Amorphous single layer carbon film

Barbaros ÖZYILMAZ (Group Leader, Physics) January 09, 2020

NUS researchers have synthesised single layers of amorphous carbon films for potential industrial applications.

Amorphous materials are used widely in many applications but detailed scientific understanding of their atomic arrangement remains poor. A research team led by Prof Barbaros ÖZYILMAZ from Department of Physics, Department of Materials Science and Engineering and Centre for Advanced 2D Materials (CA2DM), NUS has synthesised for the first time, monolayer amorphous carbon (MAC) which is a sheet of one atom thick amorphous carbon film, using laser-assisted chemical vapour deposition. This breakthrough allows for direct imaging to reveal how atoms are arranged in amorphous materials.

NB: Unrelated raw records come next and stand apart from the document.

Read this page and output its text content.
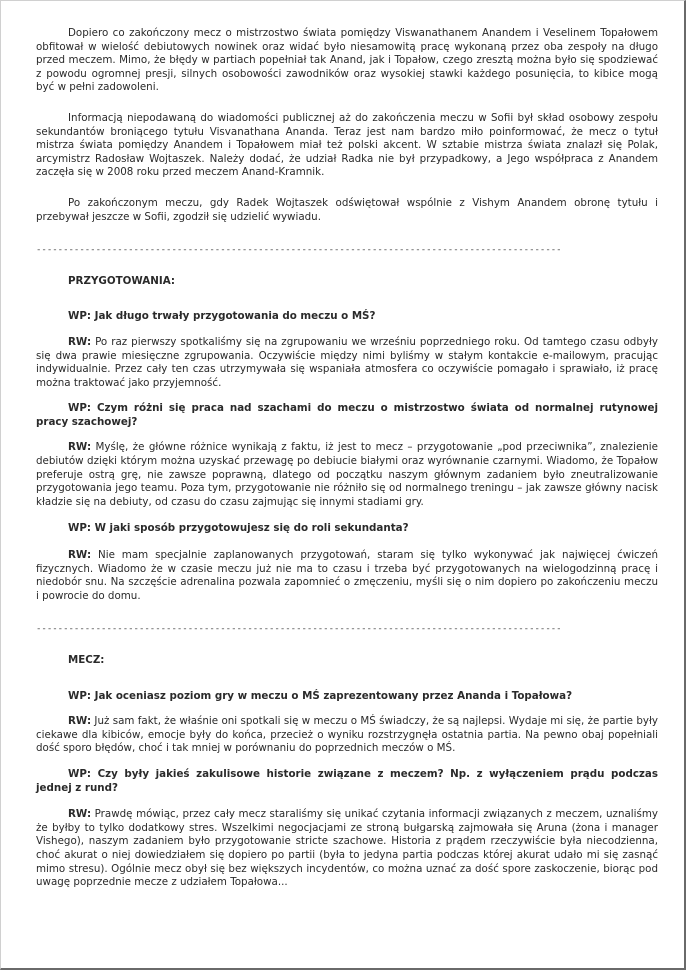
Dopiero co zakończony mecz o mistrzostwo świata pomiędzy Viswanathanem Anandem i Veselinem Topałowem obfitował w wielość debiutowych nowinek oraz widać było niesamowitą pracę wykonaną przez oba zespoły na długo przed meczem. Mimo, że błędy w partiach popełniał tak Anand, jak i Topałow, czego zresztą można było się spodziewać z powodu ogromnej presji, silnych osobowości zawodników oraz wysokiej stawki każdego posunięcia, to kibice mogą być w pełni zadowoleni.

Informacją niepodawaną do wiadomości publicznej aż do zakończenia meczu w Sofii był skład osobowy zespołu sekundantów broniącego tytułu Visvanathana Ananda. Teraz jest nam bardzo miło poinformować, że mecz o tytuł mistrza świata pomiędzy Anandem i Topałowem miał też polski akcent. W sztabie mistrza świata znalazł się Polak, arcymistrz Radosław Wojtaszek. Należy dodać, że udział Radka nie był przypadkowy, a Jego współpraca z Anandem zaczęła się w 2008 roku przed meczem Anand-Kramnik.

Po zakończonym meczu, gdy Radek Wojtaszek odświętował wspólnie z Vishym Anandem obronę tytułu i przebywał jeszcze w Sofii, zgodził się udzielić wywiadu.

-------------------------------------------------------------------------------------------------

PRZYGOTOWANIA:

WP: Jak długo trwały przygotowania do meczu o MŚ?

RW: Po raz pierwszy spotkaliśmy się na zgrupowaniu we wrześniu poprzedniego roku. Od tamtego czasu odbyły się dwa prawie miesięczne zgrupowania. Oczywiście między nimi byliśmy w stałym kontakcie e-mailowym, pracując indywidualnie. Przez cały ten czas utrzymywała się wspaniała atmosfera co oczywiście pomagało i sprawiało, iż pracę można traktować jako przyjemność.

WP: Czym różni się praca nad szachami do meczu o mistrzostwo świata od normalnej rutynowej pracy szachowej?

RW: Myślę, że główne różnice wynikają z faktu, iż jest to mecz – przygotowanie „pod przeciwnika”, znalezienie debiutów dzięki którym można uzyskać przewagę po debiucie białymi oraz wyrównanie czarnymi. Wiadomo, że Topałow preferuje ostrą grę, nie zawsze poprawną, dlatego od początku naszym głównym zadaniem było zneutralizowanie przygotowania jego teamu. Poza tym, przygotowanie nie różniło się od normalnego treningu – jak zawsze główny nacisk kładzie się na debiuty, od czasu do czasu zajmując się innymi stadiami gry.

WP: W jaki sposób przygotowujesz się do roli sekundanta?

RW: Nie mam specjalnie zaplanowanych przygotowań, staram się tylko wykonywać jak najwięcej ćwiczeń fizycznych. Wiadomo że w czasie meczu już nie ma to czasu i trzeba być przygotowanych na wielogodzinną pracę i niedobór snu. Na szczęście adrenalina pozwala zapomnieć o zmęczeniu, myśli się o nim dopiero po zakończeniu meczu i powrocie do domu.

-------------------------------------------------------------------------------------------------

MECZ:

WP: Jak oceniasz poziom gry w meczu o MŚ zaprezentowany przez Ananda i Topałowa?

RW: Już sam fakt, że właśnie oni spotkali się w meczu o MŚ świadczy, że są najlepsi. Wydaje mi się, że partie były ciekawe dla kibiców, emocje były do końca, przecież o wyniku rozstrzygnęła ostatnia partia. Na pewno obaj popełniali dość sporo błędów, choć i tak mniej w porównaniu do poprzednich meczów o MŚ.

WP: Czy były jakieś zakulisowe historie związane z meczem? Np. z wyłączeniem prądu podczas jednej z rund?

RW: Prawdę mówiąc, przez cały mecz staraliśmy się unikać czytania informacji związanych z meczem, uznaliśmy że byłby to tylko dodatkowy stres. Wszelkimi negocjacjami ze stroną bułgarską zajmowała się Aruna (żona i manager Vishego), naszym zadaniem było przygotowanie stricte szachowe. Historia z prądem rzeczywiście była niecodzienna, choć akurat o niej dowiedziałem się dopiero po partii (była to jedyna partia podczas której akurat udało mi się zasnąć mimo stresu). Ogólnie mecz obył się bez większych incydentów, co można uznać za dość spore zaskoczenie, biorąc pod uwagę poprzednie mecze z udziałem Topałowa...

In the study of amorphous materials, there are two opposing groups. One says that it is possible for materials to have a fully-disordered, completely random structure. The other says there is always nanometre-sized order, of tiny crystallites, that is surrounded by random disorder.

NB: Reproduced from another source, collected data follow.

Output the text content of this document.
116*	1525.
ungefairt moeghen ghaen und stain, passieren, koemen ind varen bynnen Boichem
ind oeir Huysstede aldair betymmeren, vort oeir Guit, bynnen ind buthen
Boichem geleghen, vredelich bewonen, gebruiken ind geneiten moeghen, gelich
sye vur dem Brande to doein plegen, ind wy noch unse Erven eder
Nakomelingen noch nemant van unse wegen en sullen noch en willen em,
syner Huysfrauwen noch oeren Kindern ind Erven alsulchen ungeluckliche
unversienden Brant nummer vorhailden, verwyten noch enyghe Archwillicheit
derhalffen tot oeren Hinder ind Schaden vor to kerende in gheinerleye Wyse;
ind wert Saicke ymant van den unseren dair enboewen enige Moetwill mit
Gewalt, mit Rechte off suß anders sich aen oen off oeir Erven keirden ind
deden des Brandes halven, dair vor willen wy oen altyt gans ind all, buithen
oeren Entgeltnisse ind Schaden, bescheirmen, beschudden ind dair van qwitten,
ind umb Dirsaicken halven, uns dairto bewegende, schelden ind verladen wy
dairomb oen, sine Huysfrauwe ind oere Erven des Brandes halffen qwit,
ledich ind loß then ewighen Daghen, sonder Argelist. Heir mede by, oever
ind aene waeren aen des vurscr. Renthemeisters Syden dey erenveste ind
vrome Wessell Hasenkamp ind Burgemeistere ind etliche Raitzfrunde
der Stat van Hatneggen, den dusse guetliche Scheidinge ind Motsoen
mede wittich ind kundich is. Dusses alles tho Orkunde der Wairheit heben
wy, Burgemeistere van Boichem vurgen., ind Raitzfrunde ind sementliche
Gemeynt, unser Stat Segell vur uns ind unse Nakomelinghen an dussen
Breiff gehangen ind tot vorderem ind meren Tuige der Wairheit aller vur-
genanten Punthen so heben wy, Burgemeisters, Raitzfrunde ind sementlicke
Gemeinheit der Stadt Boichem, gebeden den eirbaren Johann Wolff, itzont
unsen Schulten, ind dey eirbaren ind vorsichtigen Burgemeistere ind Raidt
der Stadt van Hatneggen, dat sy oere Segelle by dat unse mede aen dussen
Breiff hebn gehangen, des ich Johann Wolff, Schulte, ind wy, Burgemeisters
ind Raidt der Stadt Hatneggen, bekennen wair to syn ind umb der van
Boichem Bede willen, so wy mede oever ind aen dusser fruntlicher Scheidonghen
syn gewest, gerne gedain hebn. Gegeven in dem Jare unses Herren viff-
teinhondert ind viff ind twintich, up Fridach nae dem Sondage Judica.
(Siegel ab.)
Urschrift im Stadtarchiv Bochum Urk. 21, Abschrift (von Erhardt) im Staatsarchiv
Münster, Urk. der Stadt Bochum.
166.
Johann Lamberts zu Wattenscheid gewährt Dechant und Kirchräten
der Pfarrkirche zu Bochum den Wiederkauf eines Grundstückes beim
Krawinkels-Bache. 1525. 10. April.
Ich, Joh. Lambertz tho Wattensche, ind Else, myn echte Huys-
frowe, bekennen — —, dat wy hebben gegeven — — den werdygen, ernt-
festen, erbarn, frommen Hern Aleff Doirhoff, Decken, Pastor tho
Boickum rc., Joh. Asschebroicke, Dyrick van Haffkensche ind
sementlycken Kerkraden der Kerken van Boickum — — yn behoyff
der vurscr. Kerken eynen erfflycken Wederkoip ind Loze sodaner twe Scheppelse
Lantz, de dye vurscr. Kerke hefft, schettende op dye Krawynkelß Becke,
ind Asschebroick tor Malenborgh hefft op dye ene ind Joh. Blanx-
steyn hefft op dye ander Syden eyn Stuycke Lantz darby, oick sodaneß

The newly synthesised MAC films show the latter arrangement. The researchers see nanometre-sized patches of strained and distorted hexagonal carbon rings, but there is random disorder between these patches. Hence, the MAC films also contain five-, seven-, and eight-membered rings, too.

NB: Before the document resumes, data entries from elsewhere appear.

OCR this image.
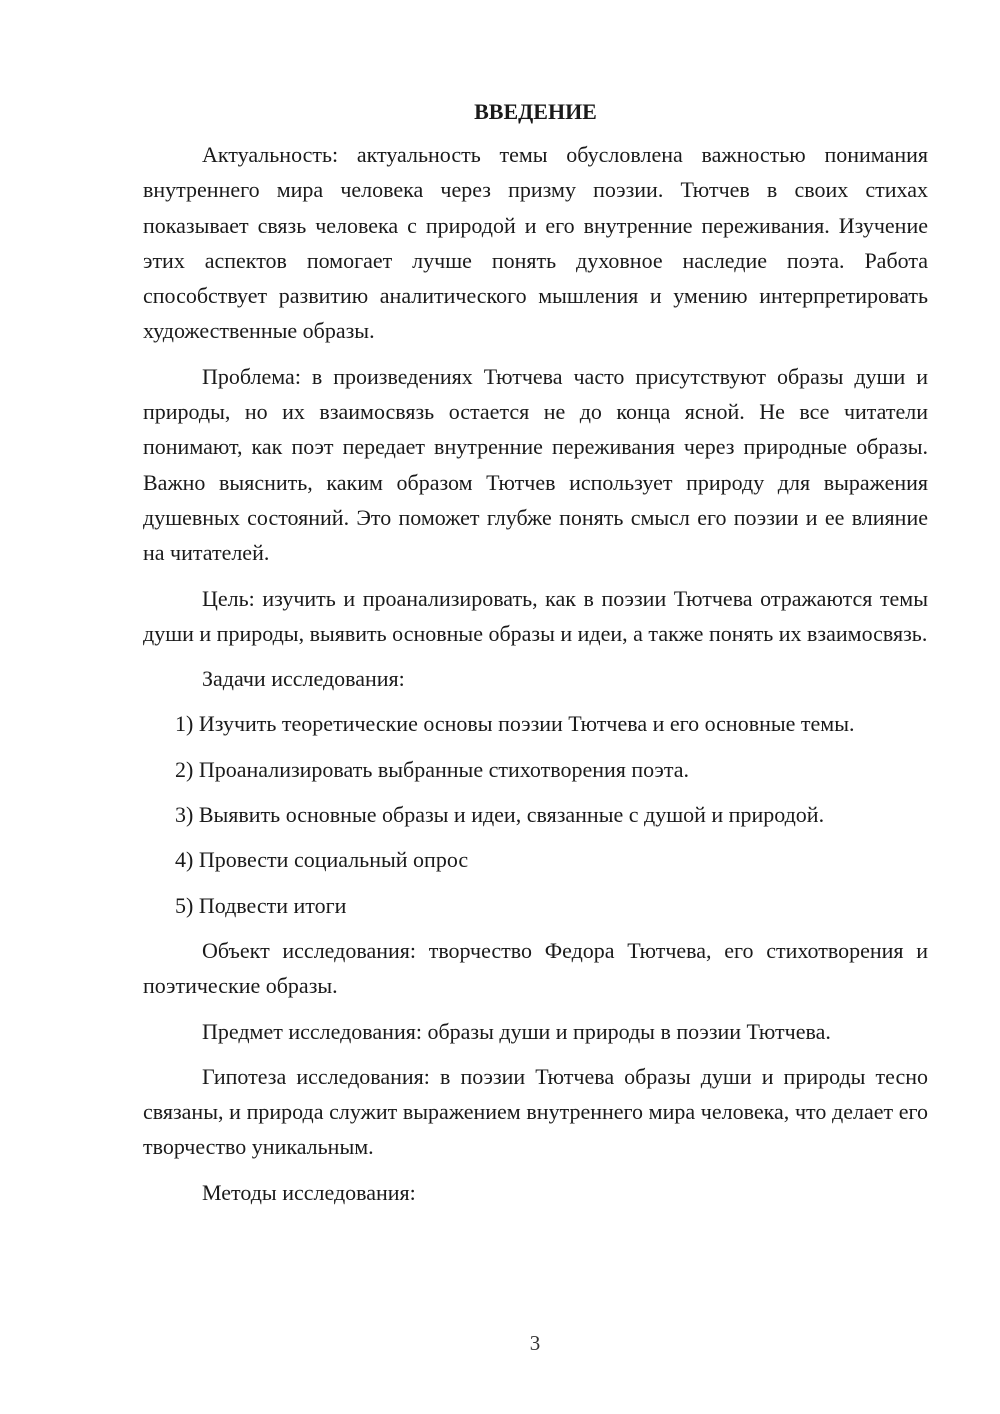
ВВЕДЕНИЕ

Актуальность: актуальность темы обусловлена важностью понимания внутреннего мира человека через призму поэзии. Тютчев в своих стихах показывает связь человека с природой и его внутренние переживания. Изучение этих аспектов помогает лучше понять духовное наследие поэта. Работа способствует развитию аналитического мышления и умению интерпретировать художественные образы.

Проблема: в произведениях Тютчева часто присутствуют образы души и природы, но их взаимосвязь остается не до конца ясной. Не все читатели понимают, как поэт передает внутренние переживания через природные образы. Важно выяснить, каким образом Тютчев использует природу для выражения душевных состояний. Это поможет глубже понять смысл его поэзии и ее влияние на читателей.

Цель: изучить и проанализировать, как в поэзии Тютчева отражаются темы души и природы, выявить основные образы и идеи, а также понять их взаимосвязь.

Задачи исследования:

1) Изучить теоретические основы поэзии Тютчева и его основные темы.

2) Проанализировать выбранные стихотворения поэта.

3) Выявить основные образы и идеи, связанные с душой и природой.

4) Провести социальный опрос

5) Подвести итоги

Объект исследования: творчество Федора Тютчева, его стихотворения и поэтические образы.

Предмет исследования: образы души и природы в поэзии Тютчева.

Гипотеза исследования: в поэзии Тютчева образы души и природы тесно связаны, и природа служит выражением внутреннего мира человека, что делает его творчество уникальным.

Методы исследования:

3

The NUS team grew the material and studied its properties and potential areas of application. In addition, atomic resolution imaging was performed by the group of Prof Kazu Suenaga from the National Institute of Advanced Industrial Science and Technology (AIST), Japan, and Prof Junhao Lin from Southern University of Science and Technology (SUSTECH), China. Furthermore, theoretical simulations were carried out by the group of Prof Sokrates Pantelides from Vanderbilt University, USA.

The MAC exhibits certain properties that are totally different from traditional monolayer materials. MAC films can be “plastically deformed”, meaning that they can be can be stretched into irregular shapes, and stay conformed to that position. Compared to nanometre-thick crystalline materials, which would easily snap when stretched, MAC has the potential to expand its use in a number of industrial applications.

“MAC is much more hardy and cheaper to make than conventional crystalline two-dimensional materials. The laser-assisted deposition process through which MAC is synthesised is commonly used in industry. Hence, we can grow a large-area, defect-free, monolayer film on a wide variety of substrates with high throughput and at low temperature,” explained Prof Özyilmaz.

Researchers at NUS Physics, CA2DM and Materials Science and Engineering have created the world’s first atomically thin amorphous carbon film. The amorphous structure have widely varying atom-to-atom distance unlike crystals. This is because of the random arrangement of five-, six-, seven- and eight-carbon rings in a planar carbon network, leading to a wide distribution of bond lengths (in Å) and bond angles. [Credit: Nature]

Reference

Toh CT; Zhang H; Lin J; Mayorov AS; Wang YP; Orofeo CM; Ferry DB; Andersen H; Kakenov N; Guo Z; Abidi IH; Sims H; Suenaga K; Pantelides ST; Özyilmaz B*, “Synthesis and properties of free-standing monolayer amorphous carbon” NATURE DOI: 10.1038/s41586-019-1871-2 Published: 2020.